I reiterate that there is not a single complete commercial spark component
skin on any marketplace after two years. Mx skins weren't in the 100's but
there were 30 or 40 attempts.

Frankly, If you have a hundred developers, you had more than enough
resources to take the core as3 language and build your own framework that
covers this larger set of world class issues with a less feature rich end
point.

I have no doubt that given this experience you are well suited to guide the
core framework internals in the future, but not if you can't recognize that
it's a niche case and that mx covered 95% of most user's needs.

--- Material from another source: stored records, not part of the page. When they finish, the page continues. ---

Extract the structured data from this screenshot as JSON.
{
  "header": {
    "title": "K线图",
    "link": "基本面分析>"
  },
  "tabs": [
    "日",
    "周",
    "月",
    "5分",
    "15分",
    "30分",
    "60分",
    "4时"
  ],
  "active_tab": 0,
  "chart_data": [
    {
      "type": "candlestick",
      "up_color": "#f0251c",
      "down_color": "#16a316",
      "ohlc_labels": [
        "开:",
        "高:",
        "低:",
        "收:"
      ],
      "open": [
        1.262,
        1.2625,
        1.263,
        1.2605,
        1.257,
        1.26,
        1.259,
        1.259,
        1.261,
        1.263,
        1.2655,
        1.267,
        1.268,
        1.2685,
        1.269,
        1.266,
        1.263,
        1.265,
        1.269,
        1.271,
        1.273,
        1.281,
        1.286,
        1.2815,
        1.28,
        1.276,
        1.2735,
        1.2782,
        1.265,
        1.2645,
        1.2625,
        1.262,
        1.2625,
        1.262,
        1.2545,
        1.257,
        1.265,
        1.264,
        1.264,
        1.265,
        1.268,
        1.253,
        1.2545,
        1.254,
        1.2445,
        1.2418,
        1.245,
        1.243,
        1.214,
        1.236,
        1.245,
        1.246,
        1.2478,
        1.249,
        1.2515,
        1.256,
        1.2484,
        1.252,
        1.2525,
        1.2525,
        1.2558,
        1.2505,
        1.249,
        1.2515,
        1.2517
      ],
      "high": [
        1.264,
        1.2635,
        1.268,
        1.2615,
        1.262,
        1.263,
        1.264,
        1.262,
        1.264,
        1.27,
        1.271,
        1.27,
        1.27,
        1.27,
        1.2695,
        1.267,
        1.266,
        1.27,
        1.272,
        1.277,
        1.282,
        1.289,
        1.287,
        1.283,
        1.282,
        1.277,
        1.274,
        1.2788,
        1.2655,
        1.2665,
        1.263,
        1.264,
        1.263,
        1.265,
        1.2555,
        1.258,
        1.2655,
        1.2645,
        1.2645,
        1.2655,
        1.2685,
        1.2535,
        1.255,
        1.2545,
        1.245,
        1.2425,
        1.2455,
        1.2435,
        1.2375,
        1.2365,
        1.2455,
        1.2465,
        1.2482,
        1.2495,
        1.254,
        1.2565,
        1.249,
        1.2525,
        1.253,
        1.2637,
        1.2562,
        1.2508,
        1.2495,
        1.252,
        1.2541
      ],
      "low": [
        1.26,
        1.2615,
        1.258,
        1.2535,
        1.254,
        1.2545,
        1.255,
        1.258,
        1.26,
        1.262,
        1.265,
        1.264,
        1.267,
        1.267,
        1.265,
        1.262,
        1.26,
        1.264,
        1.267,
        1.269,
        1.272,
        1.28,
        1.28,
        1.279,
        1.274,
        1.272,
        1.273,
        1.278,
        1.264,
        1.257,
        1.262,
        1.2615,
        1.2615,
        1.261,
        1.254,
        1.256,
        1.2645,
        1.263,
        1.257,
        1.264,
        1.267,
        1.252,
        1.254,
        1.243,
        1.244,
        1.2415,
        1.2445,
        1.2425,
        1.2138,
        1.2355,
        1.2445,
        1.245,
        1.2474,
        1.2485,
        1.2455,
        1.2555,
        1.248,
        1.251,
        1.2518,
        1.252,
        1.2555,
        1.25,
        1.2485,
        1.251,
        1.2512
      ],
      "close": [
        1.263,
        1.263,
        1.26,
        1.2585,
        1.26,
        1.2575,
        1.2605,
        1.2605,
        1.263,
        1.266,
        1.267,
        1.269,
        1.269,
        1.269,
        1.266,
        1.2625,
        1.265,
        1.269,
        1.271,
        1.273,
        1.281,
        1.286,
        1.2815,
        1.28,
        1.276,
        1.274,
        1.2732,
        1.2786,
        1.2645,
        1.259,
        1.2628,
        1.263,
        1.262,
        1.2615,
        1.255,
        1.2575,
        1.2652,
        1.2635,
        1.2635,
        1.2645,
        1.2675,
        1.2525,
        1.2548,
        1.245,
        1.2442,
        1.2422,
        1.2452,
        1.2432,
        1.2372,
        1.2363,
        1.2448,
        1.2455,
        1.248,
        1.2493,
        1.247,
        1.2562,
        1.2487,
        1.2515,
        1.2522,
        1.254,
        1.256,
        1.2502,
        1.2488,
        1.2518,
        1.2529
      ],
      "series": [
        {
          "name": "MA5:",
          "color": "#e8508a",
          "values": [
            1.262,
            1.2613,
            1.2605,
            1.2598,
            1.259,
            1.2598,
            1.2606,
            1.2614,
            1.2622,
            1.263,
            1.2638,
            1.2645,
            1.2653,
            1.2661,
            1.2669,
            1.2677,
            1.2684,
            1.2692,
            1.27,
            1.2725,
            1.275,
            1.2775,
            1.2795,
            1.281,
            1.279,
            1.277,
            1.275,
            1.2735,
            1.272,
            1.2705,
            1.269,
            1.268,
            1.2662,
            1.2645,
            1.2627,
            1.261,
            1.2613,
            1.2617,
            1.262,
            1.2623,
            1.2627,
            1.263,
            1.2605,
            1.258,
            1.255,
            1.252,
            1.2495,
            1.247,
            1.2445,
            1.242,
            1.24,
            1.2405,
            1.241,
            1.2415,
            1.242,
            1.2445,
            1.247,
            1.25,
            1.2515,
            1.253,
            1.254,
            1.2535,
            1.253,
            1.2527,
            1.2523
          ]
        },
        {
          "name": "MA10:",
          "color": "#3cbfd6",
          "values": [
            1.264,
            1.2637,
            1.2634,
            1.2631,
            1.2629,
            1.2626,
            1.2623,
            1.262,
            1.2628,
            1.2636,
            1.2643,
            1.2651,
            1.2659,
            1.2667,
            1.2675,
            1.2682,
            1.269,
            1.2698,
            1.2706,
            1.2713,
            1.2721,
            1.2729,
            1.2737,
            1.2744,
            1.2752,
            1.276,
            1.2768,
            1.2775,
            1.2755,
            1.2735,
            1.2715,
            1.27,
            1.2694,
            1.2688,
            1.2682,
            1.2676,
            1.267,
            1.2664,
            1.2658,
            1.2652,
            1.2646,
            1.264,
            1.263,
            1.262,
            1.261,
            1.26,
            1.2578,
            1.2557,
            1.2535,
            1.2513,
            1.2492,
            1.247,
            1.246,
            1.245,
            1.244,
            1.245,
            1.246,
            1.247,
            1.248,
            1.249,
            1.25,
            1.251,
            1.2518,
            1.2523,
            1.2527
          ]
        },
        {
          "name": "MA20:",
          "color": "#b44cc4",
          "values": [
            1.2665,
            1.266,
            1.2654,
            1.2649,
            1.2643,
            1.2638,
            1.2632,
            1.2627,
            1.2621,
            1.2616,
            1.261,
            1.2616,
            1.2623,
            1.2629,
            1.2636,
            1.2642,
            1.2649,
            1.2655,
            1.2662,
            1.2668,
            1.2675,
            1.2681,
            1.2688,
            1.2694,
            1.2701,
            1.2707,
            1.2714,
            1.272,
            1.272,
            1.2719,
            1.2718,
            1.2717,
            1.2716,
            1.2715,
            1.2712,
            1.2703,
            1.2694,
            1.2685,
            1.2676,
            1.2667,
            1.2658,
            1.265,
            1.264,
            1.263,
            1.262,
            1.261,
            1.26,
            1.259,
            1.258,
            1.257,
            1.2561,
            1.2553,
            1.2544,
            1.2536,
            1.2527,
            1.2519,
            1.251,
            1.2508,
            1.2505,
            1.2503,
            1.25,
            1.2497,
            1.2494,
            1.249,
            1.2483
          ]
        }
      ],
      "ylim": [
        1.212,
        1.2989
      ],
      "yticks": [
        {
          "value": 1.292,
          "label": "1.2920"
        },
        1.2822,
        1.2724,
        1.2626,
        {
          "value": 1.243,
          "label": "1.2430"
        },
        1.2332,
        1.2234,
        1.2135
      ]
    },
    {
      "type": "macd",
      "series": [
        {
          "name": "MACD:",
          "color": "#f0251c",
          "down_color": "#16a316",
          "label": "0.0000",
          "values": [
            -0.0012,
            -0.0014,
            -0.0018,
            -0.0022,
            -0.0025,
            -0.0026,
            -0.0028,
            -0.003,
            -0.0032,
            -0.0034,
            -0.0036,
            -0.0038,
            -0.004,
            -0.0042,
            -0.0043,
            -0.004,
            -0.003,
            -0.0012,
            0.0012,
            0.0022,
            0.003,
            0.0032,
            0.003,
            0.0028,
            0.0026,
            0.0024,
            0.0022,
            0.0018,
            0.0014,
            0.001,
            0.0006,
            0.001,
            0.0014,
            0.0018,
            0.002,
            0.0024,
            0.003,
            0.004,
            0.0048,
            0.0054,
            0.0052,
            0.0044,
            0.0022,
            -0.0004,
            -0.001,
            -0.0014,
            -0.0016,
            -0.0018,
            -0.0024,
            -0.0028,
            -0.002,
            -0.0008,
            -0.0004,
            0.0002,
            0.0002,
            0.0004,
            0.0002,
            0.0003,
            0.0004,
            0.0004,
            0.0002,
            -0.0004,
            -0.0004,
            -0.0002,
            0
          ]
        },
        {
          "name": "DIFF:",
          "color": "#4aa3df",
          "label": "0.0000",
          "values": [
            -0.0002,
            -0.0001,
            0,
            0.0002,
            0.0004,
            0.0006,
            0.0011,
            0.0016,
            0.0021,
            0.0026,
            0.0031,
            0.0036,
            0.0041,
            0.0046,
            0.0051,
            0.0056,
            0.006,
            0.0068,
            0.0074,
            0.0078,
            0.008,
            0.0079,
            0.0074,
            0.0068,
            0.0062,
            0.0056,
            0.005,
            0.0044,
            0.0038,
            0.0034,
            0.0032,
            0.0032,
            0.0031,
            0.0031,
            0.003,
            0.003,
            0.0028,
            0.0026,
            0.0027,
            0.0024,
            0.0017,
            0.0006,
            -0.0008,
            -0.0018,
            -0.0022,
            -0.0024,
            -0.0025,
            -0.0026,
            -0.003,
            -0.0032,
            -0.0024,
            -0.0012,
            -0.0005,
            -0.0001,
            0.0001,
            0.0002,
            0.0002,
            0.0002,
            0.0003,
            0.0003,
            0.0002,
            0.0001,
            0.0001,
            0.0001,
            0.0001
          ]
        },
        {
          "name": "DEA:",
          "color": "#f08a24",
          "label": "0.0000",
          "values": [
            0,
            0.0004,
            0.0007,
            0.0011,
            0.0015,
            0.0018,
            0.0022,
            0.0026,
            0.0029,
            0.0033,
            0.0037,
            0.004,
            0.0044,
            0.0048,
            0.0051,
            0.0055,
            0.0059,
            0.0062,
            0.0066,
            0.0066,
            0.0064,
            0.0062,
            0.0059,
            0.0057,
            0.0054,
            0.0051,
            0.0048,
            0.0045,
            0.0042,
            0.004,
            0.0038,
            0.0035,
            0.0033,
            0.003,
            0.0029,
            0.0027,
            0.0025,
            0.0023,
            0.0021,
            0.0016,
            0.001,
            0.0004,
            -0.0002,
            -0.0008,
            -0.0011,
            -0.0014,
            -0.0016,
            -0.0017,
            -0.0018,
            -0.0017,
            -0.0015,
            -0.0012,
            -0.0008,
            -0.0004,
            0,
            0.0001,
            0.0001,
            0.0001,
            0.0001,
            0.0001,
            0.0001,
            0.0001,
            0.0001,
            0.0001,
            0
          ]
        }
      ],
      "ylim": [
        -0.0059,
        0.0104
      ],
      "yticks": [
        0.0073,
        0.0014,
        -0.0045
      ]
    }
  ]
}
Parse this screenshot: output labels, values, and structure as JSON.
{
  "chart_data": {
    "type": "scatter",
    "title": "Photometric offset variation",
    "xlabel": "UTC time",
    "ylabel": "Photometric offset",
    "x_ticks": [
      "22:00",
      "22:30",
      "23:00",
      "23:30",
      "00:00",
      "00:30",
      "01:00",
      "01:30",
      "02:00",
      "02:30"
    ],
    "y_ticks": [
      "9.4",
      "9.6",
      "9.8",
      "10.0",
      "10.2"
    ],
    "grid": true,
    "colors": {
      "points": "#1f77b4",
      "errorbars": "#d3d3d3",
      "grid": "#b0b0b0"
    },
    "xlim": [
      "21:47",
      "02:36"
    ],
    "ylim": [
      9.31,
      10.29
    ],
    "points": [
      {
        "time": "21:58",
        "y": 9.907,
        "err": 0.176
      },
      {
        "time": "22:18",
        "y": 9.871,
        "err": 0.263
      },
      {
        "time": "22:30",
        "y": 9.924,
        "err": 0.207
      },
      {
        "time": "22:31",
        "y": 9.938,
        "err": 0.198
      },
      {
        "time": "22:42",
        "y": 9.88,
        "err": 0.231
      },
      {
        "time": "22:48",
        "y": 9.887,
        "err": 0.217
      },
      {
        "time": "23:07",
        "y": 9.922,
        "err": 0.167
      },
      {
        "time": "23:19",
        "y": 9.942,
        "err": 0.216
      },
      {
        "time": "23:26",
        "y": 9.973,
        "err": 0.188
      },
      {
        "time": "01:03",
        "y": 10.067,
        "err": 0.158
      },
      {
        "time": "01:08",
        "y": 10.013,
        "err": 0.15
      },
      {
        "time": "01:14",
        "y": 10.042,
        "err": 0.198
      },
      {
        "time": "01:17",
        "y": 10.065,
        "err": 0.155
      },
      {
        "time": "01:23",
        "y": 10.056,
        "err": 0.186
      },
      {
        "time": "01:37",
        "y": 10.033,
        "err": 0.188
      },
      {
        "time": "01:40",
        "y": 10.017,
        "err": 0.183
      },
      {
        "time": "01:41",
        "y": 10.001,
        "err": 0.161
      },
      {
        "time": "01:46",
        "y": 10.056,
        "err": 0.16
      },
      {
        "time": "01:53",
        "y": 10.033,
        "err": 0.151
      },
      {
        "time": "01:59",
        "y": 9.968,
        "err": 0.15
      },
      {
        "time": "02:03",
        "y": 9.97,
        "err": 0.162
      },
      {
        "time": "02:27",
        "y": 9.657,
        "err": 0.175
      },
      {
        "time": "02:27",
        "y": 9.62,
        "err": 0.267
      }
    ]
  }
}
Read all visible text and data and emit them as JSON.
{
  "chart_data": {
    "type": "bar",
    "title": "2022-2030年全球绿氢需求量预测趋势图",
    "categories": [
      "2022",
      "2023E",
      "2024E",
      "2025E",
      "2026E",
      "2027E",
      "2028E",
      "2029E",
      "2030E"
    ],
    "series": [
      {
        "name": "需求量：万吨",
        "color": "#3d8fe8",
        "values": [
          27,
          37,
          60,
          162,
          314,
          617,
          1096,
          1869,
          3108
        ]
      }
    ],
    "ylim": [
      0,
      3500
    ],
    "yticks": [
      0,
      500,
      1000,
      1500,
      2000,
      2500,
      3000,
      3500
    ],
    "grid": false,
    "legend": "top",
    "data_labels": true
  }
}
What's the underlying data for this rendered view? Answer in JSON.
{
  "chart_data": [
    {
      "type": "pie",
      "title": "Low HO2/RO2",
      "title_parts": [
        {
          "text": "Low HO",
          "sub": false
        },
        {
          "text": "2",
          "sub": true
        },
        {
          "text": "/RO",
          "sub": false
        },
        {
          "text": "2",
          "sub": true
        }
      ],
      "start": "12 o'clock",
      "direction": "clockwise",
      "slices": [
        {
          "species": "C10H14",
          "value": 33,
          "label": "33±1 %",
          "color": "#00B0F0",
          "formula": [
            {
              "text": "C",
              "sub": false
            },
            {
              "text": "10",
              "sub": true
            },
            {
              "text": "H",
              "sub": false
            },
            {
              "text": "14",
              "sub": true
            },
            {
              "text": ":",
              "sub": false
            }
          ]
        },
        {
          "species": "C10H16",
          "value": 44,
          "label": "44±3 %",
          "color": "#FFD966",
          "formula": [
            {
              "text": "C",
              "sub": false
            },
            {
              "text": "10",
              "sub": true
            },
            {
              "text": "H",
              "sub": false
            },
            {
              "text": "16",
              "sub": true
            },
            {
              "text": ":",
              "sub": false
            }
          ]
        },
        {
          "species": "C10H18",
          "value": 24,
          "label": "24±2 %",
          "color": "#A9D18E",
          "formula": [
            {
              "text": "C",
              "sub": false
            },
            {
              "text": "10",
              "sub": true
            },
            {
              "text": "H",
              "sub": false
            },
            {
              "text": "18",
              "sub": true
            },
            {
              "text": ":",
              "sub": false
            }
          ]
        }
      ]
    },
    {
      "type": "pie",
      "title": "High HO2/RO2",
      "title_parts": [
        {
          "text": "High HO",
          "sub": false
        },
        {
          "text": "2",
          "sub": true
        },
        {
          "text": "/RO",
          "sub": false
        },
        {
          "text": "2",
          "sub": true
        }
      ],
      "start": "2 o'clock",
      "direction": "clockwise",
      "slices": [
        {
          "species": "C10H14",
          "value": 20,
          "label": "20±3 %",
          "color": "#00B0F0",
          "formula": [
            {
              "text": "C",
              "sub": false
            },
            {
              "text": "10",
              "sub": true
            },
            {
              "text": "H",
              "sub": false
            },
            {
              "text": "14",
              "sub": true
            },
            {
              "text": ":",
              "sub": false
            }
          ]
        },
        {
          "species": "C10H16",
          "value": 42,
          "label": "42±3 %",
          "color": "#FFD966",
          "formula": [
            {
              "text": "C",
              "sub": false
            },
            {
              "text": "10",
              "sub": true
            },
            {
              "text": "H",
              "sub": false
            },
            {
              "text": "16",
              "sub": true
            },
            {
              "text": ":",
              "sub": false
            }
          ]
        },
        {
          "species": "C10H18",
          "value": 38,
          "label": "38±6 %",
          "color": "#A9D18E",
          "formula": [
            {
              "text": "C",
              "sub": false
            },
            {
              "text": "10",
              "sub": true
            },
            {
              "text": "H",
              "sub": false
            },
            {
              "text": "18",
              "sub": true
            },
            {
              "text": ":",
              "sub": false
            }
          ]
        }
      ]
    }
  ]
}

Most projects can't create components for the project. Most projects use
components to build the project. That's why they are called components.
They are reusable. Most projects are focused on the content and use the
components to display the content.


On Fri, Mar 2, 2012 at 9:36 AM, Michael A. Labriola<
labri...@digitalprimates.net>  wrote:

Ok. I'm totally willing to believe you and to think that I'm missing
something here but I think you have to explain that a little bit more.
What
kind of apps were these? Were they super detailed subcomponents? Or was a
combobox something that needed an item renderer? What other UI set are
you
comparing them with?

The need to build and extend these components for large enterprises

Or to put a hard number on it how big were these projects? Two people?
ten? or more?
Dozens sometimes hundreds.

But point me to a better set of standard ui components and make the case
for them, because then we can emulate them.
Its not that there is a better set. The point is that there are major
improvements that can be made

How did you like awt or swing or the microsoft native component sets?
Did
you use the silverlight components at all?  Tcl did the job?
Although I didn't always like their internals, the quantity and general
extensibility of many of the Silverlight components was quite nice

Did spark solve your problems? Please tell me how removing the ability
to
change simple things like label positioning and styles, base colors,
enabled something to solve your problems?
It solves many of the problems simply by delegating the instantiation of
the visual components to a separate, swappable class

Things can always be better, but what then, in your mind is the gold
standard that we should strive for? Because in my experience, the mx
components were the best out of the box stuff that I've been able to work
with.
The mx components were the multi-tool of the world. When you buy a
kitchen
appliance that does -everything- you often find that it doesn't do
-anything- with expertise. We spent millions of dollars doing nothing but
changing the SDK so we could begin to extend it. Components being created
inside of 500 line methods which access private variables so you can
never
change the implementations via subclass. Hardcoded dependencies, hell,
even
the methodology by which createChildren checks for the existence of a
child
before creating a new one so that you have this primitive sort of
override
mechanism. All code smells.

You had to recompile the whole sdk to add minimal functionality?
We maintain nearly 15 copies of the sdk each modified in different ways
to
suit client needs. Try to fix the i18n issues of the framework when
internally every object is bound to a hard date instance or uses a set of
string utilities which don't work 100% with 3/5ths of the world's
languages
and you will quickly find that, to change one of those pieces (due to
coupling and hard dependencies) you have to override an entire branch of
the framework class by class, not just a node.